The most obvious catalyst was the flash crash on October 10, which saw $19 billion worth of cryptocurrency bets liquidated within hours. The incident exposed a chronic lack of liquidity during weekend trading – as opposed to the cryptocurrency’s famous 24-7 trading schedule – and excessive leverage on some exchanges, causing Bitcoin to retreat from the all-time high of $126,251 reached just days ago.
“To some extent, we believe much of the decline in the cryptocurrency market is due to what happened on October 10th,” Cantor Fitzgerald & Co. analysts Brett Knoblauch and Gareth Gacetta wrote in a report Thursday. “It feels as though some of the larger players in the space were forced to sell, as what happened on 10/10 may have had a much greater impact on balance sheets than initially thought.”
The problem hasn’t completely gone away.

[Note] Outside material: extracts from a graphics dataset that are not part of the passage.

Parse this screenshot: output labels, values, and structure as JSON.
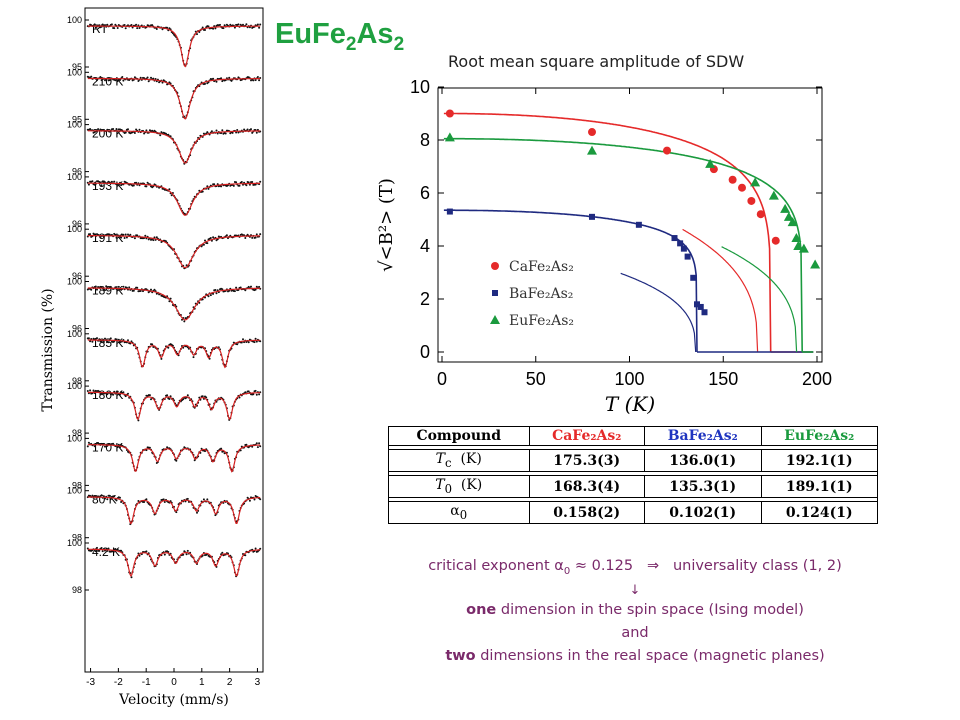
{
  "heading": {
    "formula_main": "EuFe",
    "formula_sub1": "2",
    "formula_mid": "As",
    "formula_sub2": "2"
  },
  "left_panel": {
    "ylabel": "Transmission (%)",
    "xlabel": "Velocity (mm/s)",
    "x_ticks": [
      "-3",
      "-2",
      "-1",
      "0",
      "1",
      "2",
      "3"
    ],
    "spectra": [
      {
        "label": "RT",
        "top_tick": "100",
        "low_tick": "95"
      },
      {
        "label": "210 K",
        "top_tick": "100",
        "low_tick": "95"
      },
      {
        "label": "200 K",
        "top_tick": "100",
        "low_tick": "96"
      },
      {
        "label": "193 K",
        "top_tick": "100",
        "low_tick": "96"
      },
      {
        "label": "191 K",
        "top_tick": "100",
        "low_tick": "96"
      },
      {
        "label": "189 K",
        "top_tick": "100",
        "low_tick": "96"
      },
      {
        "label": "185 K",
        "top_tick": "100",
        "low_tick": "98"
      },
      {
        "label": "180 K",
        "top_tick": "100",
        "low_tick": "98"
      },
      {
        "label": "170 K",
        "top_tick": "100",
        "low_tick": "98"
      },
      {
        "label": "80 K",
        "top_tick": "100",
        "low_tick": "98"
      },
      {
        "label": "4.2 K",
        "top_tick": "100",
        "low_tick": "98"
      }
    ]
  },
  "chart_data": {
    "type": "scatter",
    "title": "Root mean square amplitude of SDW",
    "xlabel": "T (K)",
    "ylabel": "√<B²> (T)",
    "xlim": [
      0,
      200
    ],
    "ylim": [
      0,
      10
    ],
    "x_ticks": [
      0,
      50,
      100,
      150,
      200
    ],
    "y_ticks": [
      0,
      2,
      4,
      6,
      8,
      10
    ],
    "legend_position": "bottom-left",
    "series": [
      {
        "name": "CaFe₂As₂",
        "color": "#e52a2a",
        "marker": "circle",
        "Tc": 175.3,
        "T0": 168.3,
        "x": [
          4.2,
          80,
          120,
          145,
          155,
          160,
          165,
          170,
          178
        ],
        "y": [
          9.0,
          8.3,
          7.6,
          6.9,
          6.5,
          6.2,
          5.7,
          5.2,
          4.2
        ]
      },
      {
        "name": "BaFe₂As₂",
        "color": "#1f2a80",
        "marker": "square",
        "Tc": 136.0,
        "T0": 135.3,
        "x": [
          4.2,
          80,
          105,
          124,
          127,
          129,
          131,
          134,
          136,
          138,
          140
        ],
        "y": [
          5.3,
          5.1,
          4.8,
          4.3,
          4.1,
          3.9,
          3.6,
          2.8,
          1.8,
          1.7,
          1.5
        ]
      },
      {
        "name": "EuFe₂As₂",
        "color": "#1a9a3e",
        "marker": "triangle",
        "Tc": 192.1,
        "T0": 189.1,
        "x": [
          4.2,
          80,
          143,
          167,
          177,
          183,
          185,
          187,
          189,
          190,
          193,
          199
        ],
        "y": [
          8.1,
          7.6,
          7.1,
          6.4,
          5.9,
          5.4,
          5.1,
          4.9,
          4.3,
          4.0,
          3.9,
          3.3
        ]
      }
    ]
  },
  "table": {
    "headers": [
      "Compound",
      "CaFe₂As₂",
      "BaFe₂As₂",
      "EuFe₂As₂"
    ],
    "rows": [
      {
        "label": "T_c  (K)",
        "label_main": "T",
        "label_sub": "c",
        "label_unit": "(K)",
        "values": [
          "175.3(3)",
          "136.0(1)",
          "192.1(1)"
        ]
      },
      {
        "label": "T_0  (K)",
        "label_main": "T",
        "label_sub": "0",
        "label_unit": "(K)",
        "values": [
          "168.3(4)",
          "135.3(1)",
          "189.1(1)"
        ]
      },
      {
        "label": "α_0",
        "label_main": "α",
        "label_sub": "0",
        "label_unit": "",
        "values": [
          "0.158(2)",
          "0.102(1)",
          "0.124(1)"
        ]
      }
    ]
  },
  "notes": {
    "line1_a": "critical exponent",
    "alpha": "α",
    "alpha_sub": "0",
    "line1_b": "≈ 0.125",
    "implies": "⇒",
    "line1_c": "universality class (1, 2)",
    "arrow": "↓",
    "line2_bold": "one",
    "line2_rest": " dimension in the spin space (Ising model)",
    "line3": "and",
    "line4_bold": "two",
    "line4_rest": " dimensions in the real space (magnetic planes)"
  },
  "colors": {
    "fit": "#d42020",
    "data": "#111111",
    "ca": "#e52a2a",
    "ba": "#1f2a80",
    "eu": "#1a9a3e",
    "title": "#1fa040",
    "notes": "#7a2a6a"
  }
}
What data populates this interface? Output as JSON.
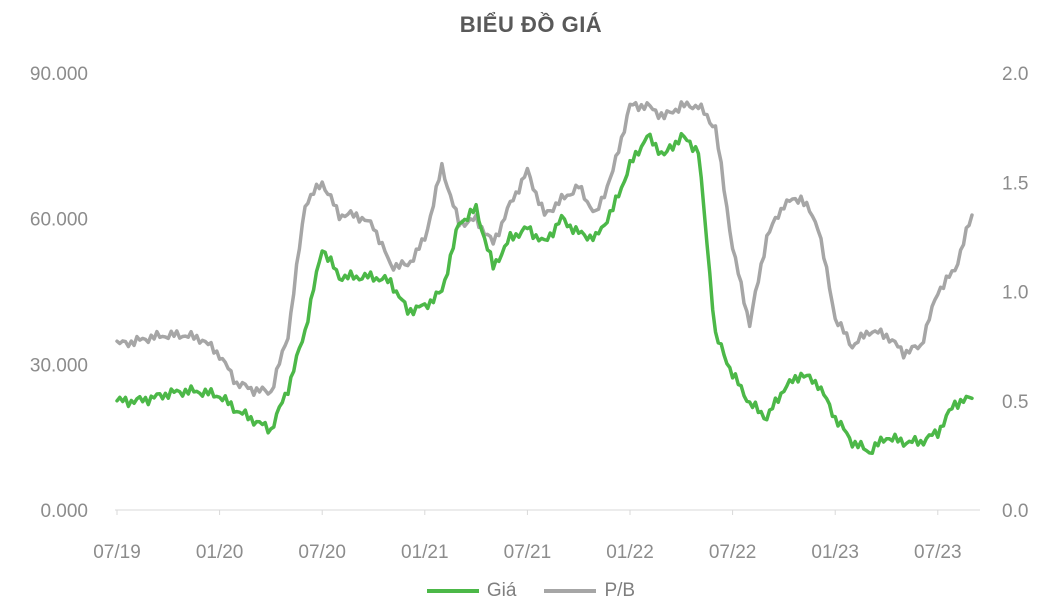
{
  "chart_data": {
    "type": "line",
    "title": "BIỂU ĐỒ GIÁ",
    "x_tick_labels": [
      "07/19",
      "01/20",
      "07/20",
      "01/21",
      "07/21",
      "01/22",
      "07/22",
      "01/23",
      "07/23"
    ],
    "left_axis": {
      "ticks": [
        "0.000",
        "30.000",
        "60.000",
        "90.000"
      ],
      "ylim": [
        0,
        90000
      ]
    },
    "right_axis": {
      "ticks": [
        "0.0",
        "0.5",
        "1.0",
        "1.5",
        "2.0"
      ],
      "ylim": [
        0,
        2.0
      ]
    },
    "legend_position": "bottom",
    "grid": false,
    "months": [
      "2019-07",
      "2019-08",
      "2019-09",
      "2019-10",
      "2019-11",
      "2019-12",
      "2020-01",
      "2020-02",
      "2020-03",
      "2020-04",
      "2020-05",
      "2020-06",
      "2020-07",
      "2020-08",
      "2020-09",
      "2020-10",
      "2020-11",
      "2020-12",
      "2021-01",
      "2021-02",
      "2021-03",
      "2021-04",
      "2021-05",
      "2021-06",
      "2021-07",
      "2021-08",
      "2021-09",
      "2021-10",
      "2021-11",
      "2021-12",
      "2022-01",
      "2022-02",
      "2022-03",
      "2022-04",
      "2022-05",
      "2022-06",
      "2022-07",
      "2022-08",
      "2022-09",
      "2022-10",
      "2022-11",
      "2022-12",
      "2023-01",
      "2023-02",
      "2023-03",
      "2023-04",
      "2023-05",
      "2023-06",
      "2023-07",
      "2023-08",
      "2023-09"
    ],
    "series": [
      {
        "name": "Giá",
        "axis": "left",
        "color": "#4cb848",
        "values": [
          22500,
          22400,
          23000,
          24000,
          24500,
          24300,
          23500,
          20500,
          18500,
          16500,
          25000,
          37000,
          54000,
          48000,
          48000,
          48000,
          47000,
          41000,
          42000,
          45000,
          59000,
          62000,
          50000,
          56000,
          58000,
          55000,
          60000,
          57000,
          56000,
          62000,
          71000,
          77000,
          73000,
          77000,
          74000,
          36000,
          28000,
          22000,
          19000,
          25000,
          28000,
          26000,
          19000,
          14000,
          12000,
          15000,
          14000,
          14000,
          16000,
          22000,
          23000
        ]
      },
      {
        "name": "P/B",
        "axis": "right",
        "color": "#a6a6a6",
        "values": [
          0.76,
          0.77,
          0.79,
          0.8,
          0.8,
          0.78,
          0.71,
          0.58,
          0.55,
          0.54,
          0.8,
          1.4,
          1.5,
          1.35,
          1.35,
          1.3,
          1.12,
          1.12,
          1.24,
          1.57,
          1.31,
          1.33,
          1.22,
          1.4,
          1.55,
          1.35,
          1.42,
          1.48,
          1.35,
          1.55,
          1.85,
          1.85,
          1.8,
          1.85,
          1.85,
          1.75,
          1.2,
          0.85,
          1.25,
          1.4,
          1.43,
          1.3,
          0.88,
          0.75,
          0.82,
          0.8,
          0.72,
          0.75,
          1.0,
          1.1,
          1.35
        ]
      }
    ]
  }
}
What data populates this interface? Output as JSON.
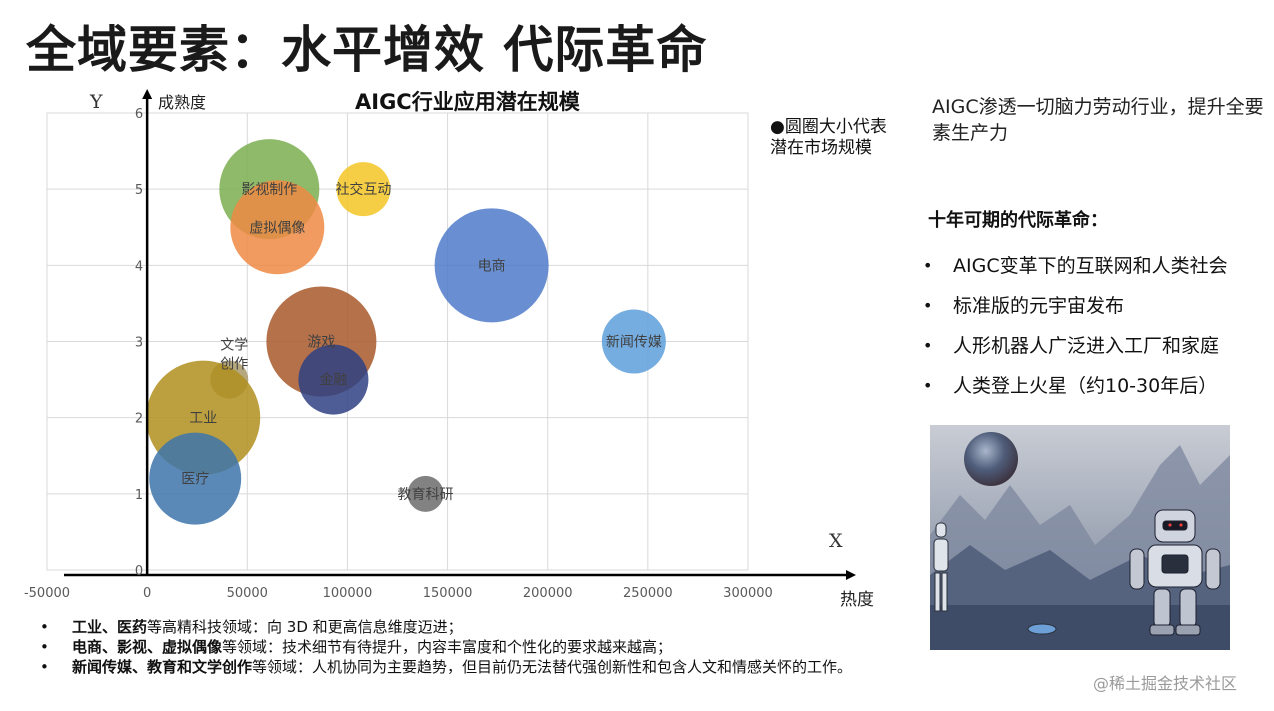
{
  "page": {
    "title": "全域要素：水平增效  代际革命",
    "watermark": "@稀土掘金技术社区"
  },
  "chart_data": {
    "type": "bubble",
    "title": "AIGC行业应用潜在规模",
    "xlabel": "热度",
    "ylabel": "成熟度",
    "x_axis_marker": "X",
    "y_axis_marker": "Y",
    "xlim": [
      -50000,
      300000
    ],
    "ylim": [
      0,
      6
    ],
    "x_ticks": [
      -50000,
      0,
      50000,
      100000,
      150000,
      200000,
      250000,
      300000
    ],
    "y_ticks": [
      0,
      1,
      2,
      3,
      4,
      5,
      6
    ],
    "grid": true,
    "legend_note": "●圆圈大小代表潜在市场规模",
    "points": [
      {
        "name": "影视制作",
        "x": 61000,
        "y": 5.0,
        "size": 50,
        "color": "#7aae4f"
      },
      {
        "name": "虚拟偶像",
        "x": 65000,
        "y": 4.5,
        "size": 47,
        "color": "#ef8a44"
      },
      {
        "name": "社交互动",
        "x": 108000,
        "y": 5.0,
        "size": 27,
        "color": "#f5c524"
      },
      {
        "name": "电商",
        "x": 172000,
        "y": 4.0,
        "size": 57,
        "color": "#4f7bca"
      },
      {
        "name": "新闻传媒",
        "x": 243000,
        "y": 3.0,
        "size": 32,
        "color": "#5d9fdc"
      },
      {
        "name": "游戏",
        "x": 87000,
        "y": 3.0,
        "size": 55,
        "color": "#a8582a"
      },
      {
        "name": "金融",
        "x": 93000,
        "y": 2.5,
        "size": 35,
        "color": "#2f4182"
      },
      {
        "name": "文学创作",
        "x": 41000,
        "y": 2.5,
        "size": 19,
        "color": "#a89968"
      },
      {
        "name": "工业",
        "x": 28000,
        "y": 2.0,
        "size": 57,
        "color": "#b08f1f"
      },
      {
        "name": "医疗",
        "x": 24000,
        "y": 1.2,
        "size": 46,
        "color": "#3d74aa"
      },
      {
        "name": "教育科研",
        "x": 139000,
        "y": 1.0,
        "size": 18,
        "color": "#6c6c6c"
      }
    ]
  },
  "right_panel": {
    "intro": "AIGC渗透一切脑力劳动行业，提升全要素生产力",
    "heading": "十年可期的代际革命：",
    "items": [
      "AIGC变革下的互联网和人类社会",
      "标准版的元宇宙发布",
      "人形机器人广泛进入工厂和家庭",
      "人类登上火星（约10-30年后）"
    ]
  },
  "bottom_notes": [
    {
      "bold": "工业、医药",
      "text": "等高精科技领域：向 3D 和更高信息维度迈进；"
    },
    {
      "bold": "电商、影视、虚拟偶像",
      "text": "等领域：技术细节有待提升，内容丰富度和个性化的要求越来越高；"
    },
    {
      "bold": "新闻传媒、教育和文学创作",
      "text": "等领域：人机协同为主要趋势，但目前仍无法替代强创新性和包含人文和情感关怀的工作。"
    }
  ],
  "colors": {
    "axis": "#000000",
    "grid": "#d9d9d9",
    "tick_text": "#595959",
    "bubble_label": "#404040"
  }
}
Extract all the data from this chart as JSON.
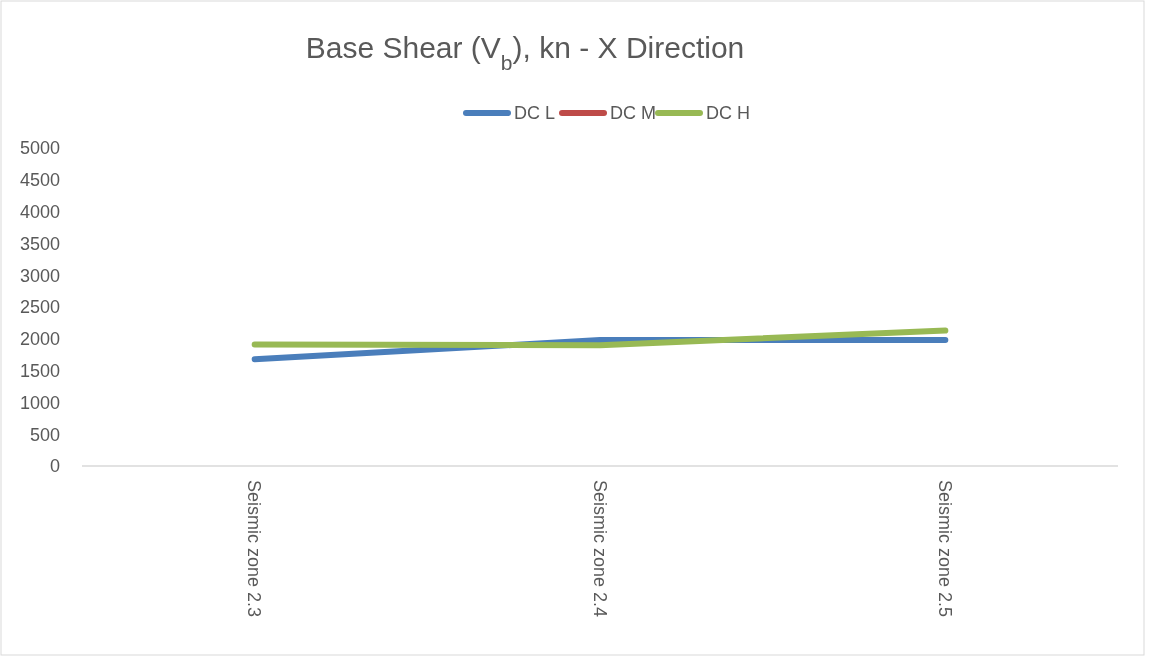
{
  "chart_data": {
    "type": "line",
    "title": "Base Shear (V$_{b}$), kn - X Direction",
    "categories": [
      "Seismic zone 2.3",
      "Seismic zone 2.4",
      "Seismic zone 2.5"
    ],
    "series": [
      {
        "name": "DC L",
        "color": "#4a7ebb",
        "values": [
          1680,
          1980,
          1980
        ]
      },
      {
        "name": "DC M",
        "color": "#be4b48",
        "values": [
          null,
          null,
          null
        ]
      },
      {
        "name": "DC H",
        "color": "#98b954",
        "values": [
          1910,
          1900,
          2130
        ]
      }
    ],
    "ylim": [
      0,
      5000
    ],
    "yticks": [
      0,
      500,
      1000,
      1500,
      2000,
      2500,
      3000,
      3500,
      4000,
      4500,
      5000
    ],
    "grid": false,
    "legend": "top",
    "marker": "none",
    "line_style": "solid"
  }
}
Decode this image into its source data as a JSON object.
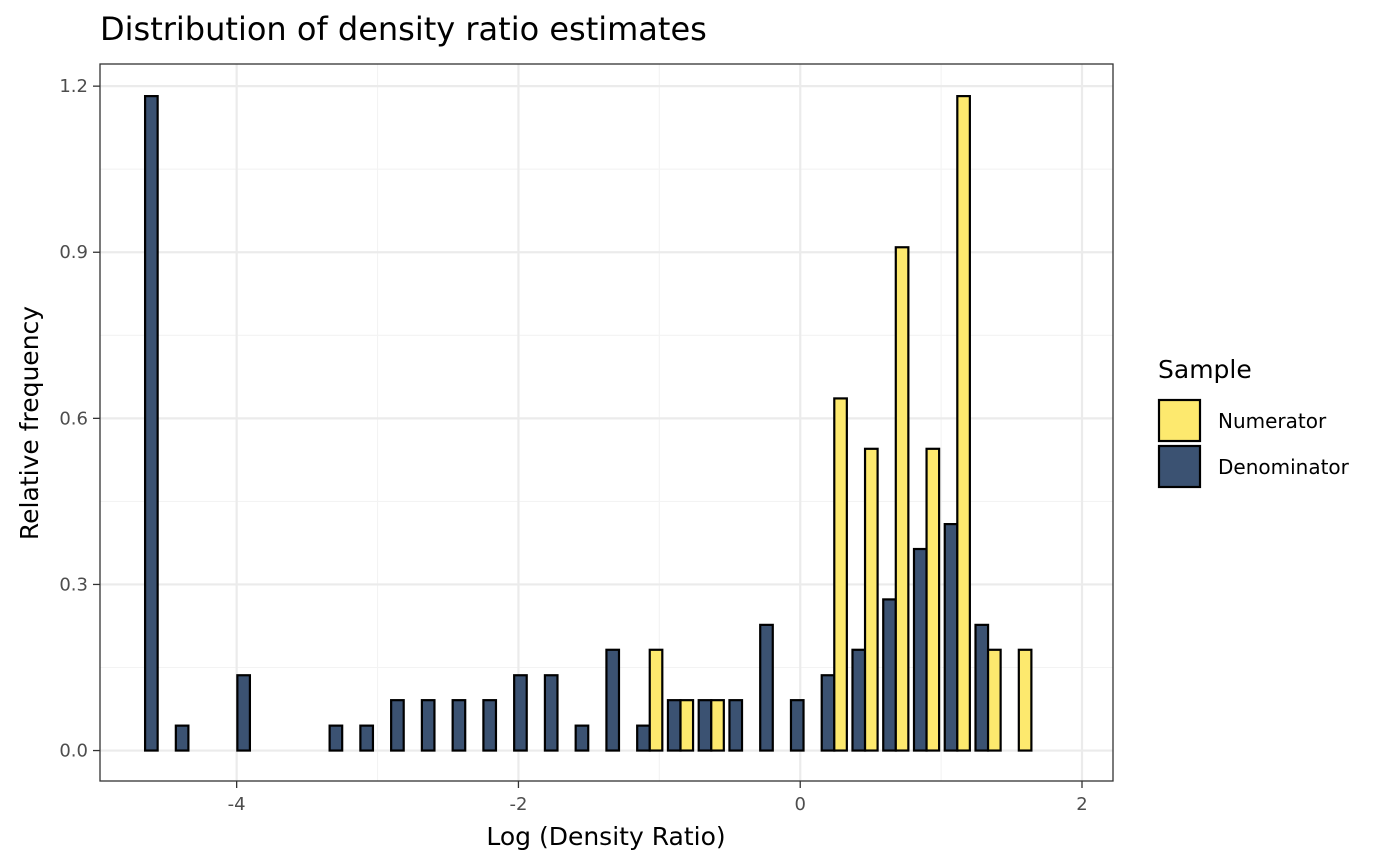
{
  "chart_data": {
    "type": "bar",
    "title": "Distribution of density ratio estimates",
    "xlabel": "Log (Density Ratio)",
    "ylabel": "Relative frequency",
    "xlim": [
      -4.97,
      2.22
    ],
    "ylim": [
      -0.055,
      1.24
    ],
    "x_ticks": [
      -4,
      -2,
      0,
      2
    ],
    "x_tick_labels": [
      "-4",
      "-2",
      "0",
      "2"
    ],
    "y_ticks": [
      0.0,
      0.3,
      0.6,
      0.9,
      1.2
    ],
    "y_tick_labels": [
      "0.0",
      "0.3",
      "0.6",
      "0.9",
      "1.2"
    ],
    "grid": true,
    "legend": {
      "title": "Sample",
      "position": "right",
      "entries": [
        {
          "label": "Numerator",
          "color": "#FDE96E"
        },
        {
          "label": "Denominator",
          "color": "#3B5272"
        }
      ]
    },
    "bin_start": -4.67,
    "bin_width": 0.2183,
    "bin_count": 30,
    "series": [
      {
        "name": "Numerator",
        "color": "#FDE96E",
        "values": [
          0,
          0,
          0,
          0,
          0,
          0,
          0,
          0,
          0,
          0,
          0,
          0,
          0,
          0,
          0,
          0,
          0.182,
          0.091,
          0.091,
          0,
          0,
          0,
          0.636,
          0.545,
          0.909,
          0.545,
          1.182,
          0.182,
          0.182,
          0
        ]
      },
      {
        "name": "Denominator",
        "color": "#3B5272",
        "values": [
          1.182,
          0.045,
          0,
          0.136,
          0,
          0,
          0.045,
          0.045,
          0.091,
          0.091,
          0.091,
          0.091,
          0.136,
          0.136,
          0.045,
          0.182,
          0.045,
          0.091,
          0.091,
          0.091,
          0.227,
          0.091,
          0.136,
          0.182,
          0.273,
          0.364,
          0.409,
          0.227,
          0,
          0
        ]
      }
    ]
  }
}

Cryptocurrency market liquidity remains low, market makers weakened by crash Unable to intervene And support the price. About $1.6 billion in bets were liquidated on exchanges on Friday as the latest decline hit leveraged traders, according to Coinglass.
Bitcoin’s gold-like mystique — which was always a big stretch — has disappeared. Gold holds its ground. Cryptocurrencies continue to be the epitome of rapidly fluctuating risk appetite – and it can react faster than surrounding markets.
Bitcoin has been caught up in chaotic trading among tech stocks this week, with the token’s volatility cited as both a cause and effect of the stock market turmoil. On Thursday, for example, the S&P 500 rose earlier in the day on strong earnings NVIDIA companies, before taking the biggest hit intraday reversal since the tariff storm in April.
Analysts at Nomura Securities blamed cryptocurrencies, among other reasons. Bill Ackman proposes an unusual link — suggesting that Fannie Mae and Freddie Mac Holdings behave like a crypto proxy.
The fortunes of cryptocurrencies are now tied to market optimism fueled by artificial intelligence. As the bubble continues to grow, investors quickly sell off the stock. There are many dangers lurking in the crypto ecosystem. Saylor’s imitators believe that a publicly traded company that only holds cryptocurrency could be worth more than the tokens it holds.
Efforts to reposition public companies as cryptocurrency vaults amid the economic downturn have continued to this point, echoing over-leveraged lenders in 2022. If confidence collapses, forced selling could occur. Many are already underwater The tokens they hold.
“When a medical device company or a cancer research company rebrands as a cryptocurrency vault, that’s a sign of the cycle you’re in,” said Adam Morgan McCarthy, senior research analyst at blockchain data firm Kaiko.
Overall, any remaining positive sentiment in the sector appears to be heading for the bottom. The Fear & Greed Index, a tool that measures cryptocurrency market sentiment, had a score of 11 out of 100 on Friday, according to CoinMarketCap. This is already in the category of “extreme fear”.
Chris Newhouse, director of research at Ergonia, a company specializing in decentralized finance, said: “Fear has surged to relatively high levels, while structural demand for spot remains significantly missing, resulting in a market lacking the natural buyers that typically emerge during major corrections.”